The first to wring profit from the land in the Burke area were the cattlemen such as James Ashworth, who arrived in Pine Valley in the late 1840s. Until after the Civil War cattle raising was the main industry in Angelina County. Pine Valley was in the thick of the cattle business and was on the Opelousas Trail that ultimately connected Pine Valley initially to New Orleans and later to Fort Worth and beyond.
After the Civil War farmers the Deep South pulled up stakes and fled the War-induced poverty of the Deep South to Texas. Bradley Prairie's rich land situated in a gap in the great pine forests of East Texas was ideal for raising cotton, and it proved an irresistable draw.
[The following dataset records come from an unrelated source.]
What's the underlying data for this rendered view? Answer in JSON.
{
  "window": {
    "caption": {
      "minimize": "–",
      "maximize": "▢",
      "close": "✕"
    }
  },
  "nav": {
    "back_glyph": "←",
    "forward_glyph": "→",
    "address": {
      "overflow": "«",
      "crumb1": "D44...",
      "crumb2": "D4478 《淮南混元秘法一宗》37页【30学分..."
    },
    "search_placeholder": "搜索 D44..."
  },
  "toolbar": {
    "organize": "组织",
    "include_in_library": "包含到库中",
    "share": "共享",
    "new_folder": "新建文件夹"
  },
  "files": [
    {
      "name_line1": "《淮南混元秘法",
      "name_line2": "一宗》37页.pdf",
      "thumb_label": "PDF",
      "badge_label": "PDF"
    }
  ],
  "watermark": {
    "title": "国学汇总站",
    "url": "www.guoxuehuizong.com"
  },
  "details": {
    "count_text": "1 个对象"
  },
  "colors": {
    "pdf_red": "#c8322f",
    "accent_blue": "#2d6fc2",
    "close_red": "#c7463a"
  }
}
Cotton gins sprang up at Burke and vicinity to bale the cotton for transport on the Houston East & West Texas Railway to Houston and Galveston for shipment to the East and to Europe. The farmers also raised vegetables, and packing thrived for a time in the 1920s and 1930s. A few farmers engaged in trapping as a winter source of income, harvesting the abundant mink and raccoons along the areas many woodland creeks.
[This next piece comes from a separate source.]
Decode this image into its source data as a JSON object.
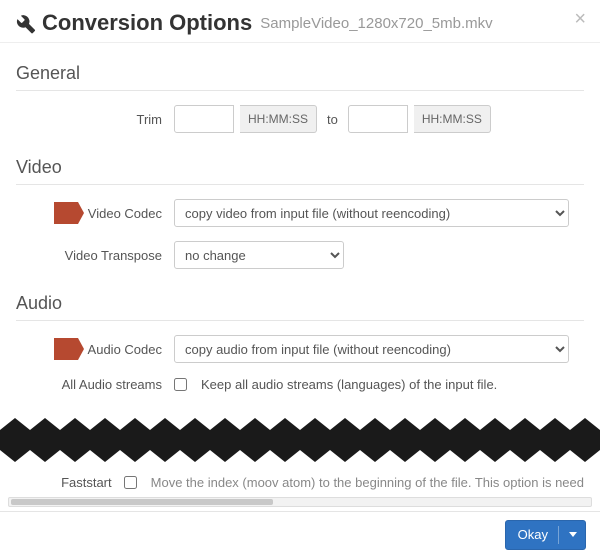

The farmers held sway until the sawmills arrived shortly afte the railroad in the late 1880s and early 1890s to cut the abundant long leaf pine timber in the area. Slowly modern mechanical industry prevailed over agriculture until today most people in Angelina County work in some form of non-agricultural industry. Ironically, in the latter part of the 20th Century cattle raising made a comeback, using the land that was formerly used to raise cotton.